This week I want to share why the Stars model makes such a compelling case for portfolio performance.

When it comes to investing, it’s not about one stock or one asset—it’s about how the whole portfolio performs. Diversification often dilutes returns, while buy-and-hold strategies tend to strengthen them. Stars was built with that in mind.

📊 The numbers are striking:
> With just 20% TQQQ, the Stars model outperformed the S&P 500 by 8x over 26 years.
> With 40% TQQQ, it outperformed the S&P 500 by 17x over the same period.

How? Stars doesn’t fear corrections—it thrives on them. About half of its performance comes from volatility, buying additional shares at 10–20 cents on the dollar during rebalancing. Even Warren Buffett can’t get deals like that.

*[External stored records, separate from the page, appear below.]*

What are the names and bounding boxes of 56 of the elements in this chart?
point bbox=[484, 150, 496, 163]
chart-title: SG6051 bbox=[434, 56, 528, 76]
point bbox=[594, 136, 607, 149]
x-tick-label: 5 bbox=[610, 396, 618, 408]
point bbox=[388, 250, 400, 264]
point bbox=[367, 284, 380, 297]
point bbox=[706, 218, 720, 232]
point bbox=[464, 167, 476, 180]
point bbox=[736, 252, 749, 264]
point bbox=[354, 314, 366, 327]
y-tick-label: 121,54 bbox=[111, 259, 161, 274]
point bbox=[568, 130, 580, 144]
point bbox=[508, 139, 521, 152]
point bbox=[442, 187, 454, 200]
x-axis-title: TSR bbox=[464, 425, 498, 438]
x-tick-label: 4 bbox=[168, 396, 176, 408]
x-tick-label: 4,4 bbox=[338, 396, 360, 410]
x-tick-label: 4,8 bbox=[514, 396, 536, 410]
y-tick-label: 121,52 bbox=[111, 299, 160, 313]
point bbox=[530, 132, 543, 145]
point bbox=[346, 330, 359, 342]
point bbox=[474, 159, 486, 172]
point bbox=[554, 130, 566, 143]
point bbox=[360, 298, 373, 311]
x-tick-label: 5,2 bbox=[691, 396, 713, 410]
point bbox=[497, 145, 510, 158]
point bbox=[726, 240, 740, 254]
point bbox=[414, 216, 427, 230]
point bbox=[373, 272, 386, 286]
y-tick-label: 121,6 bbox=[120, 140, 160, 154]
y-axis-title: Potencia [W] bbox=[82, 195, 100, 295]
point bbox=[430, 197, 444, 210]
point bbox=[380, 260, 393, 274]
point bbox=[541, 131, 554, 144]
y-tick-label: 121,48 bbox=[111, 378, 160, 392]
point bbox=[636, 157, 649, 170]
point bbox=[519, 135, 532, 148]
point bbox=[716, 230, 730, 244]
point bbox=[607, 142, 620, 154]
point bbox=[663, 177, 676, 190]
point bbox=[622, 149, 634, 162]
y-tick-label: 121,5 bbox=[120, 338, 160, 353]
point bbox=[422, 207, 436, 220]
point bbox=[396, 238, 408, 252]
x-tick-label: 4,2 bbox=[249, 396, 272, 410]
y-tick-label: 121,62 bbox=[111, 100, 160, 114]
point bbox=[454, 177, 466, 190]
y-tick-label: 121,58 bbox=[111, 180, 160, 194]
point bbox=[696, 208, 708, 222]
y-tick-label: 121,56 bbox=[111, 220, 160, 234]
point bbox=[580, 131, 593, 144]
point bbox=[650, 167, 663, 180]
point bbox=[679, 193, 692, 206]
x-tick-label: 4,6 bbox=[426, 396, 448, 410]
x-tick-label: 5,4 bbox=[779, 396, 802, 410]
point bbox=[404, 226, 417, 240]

And then there’s the Bitcoin variation of Stars. Over the past 5 years, combining 40% Bitcoin with 40% TQQQ delivered an average return of 60% per year—a portfolio 10x larger in just five years.

Of course, Bitcoin brings volatility. That’s why Stars only purchases Bitcoin with profits from TQQQ—always at highs, never at lows—making it a much safer approach than buying outright.

➡️ Stars isn’t for everyone, but for those serious about long-term portfolio performance, the numbers speak for themselves.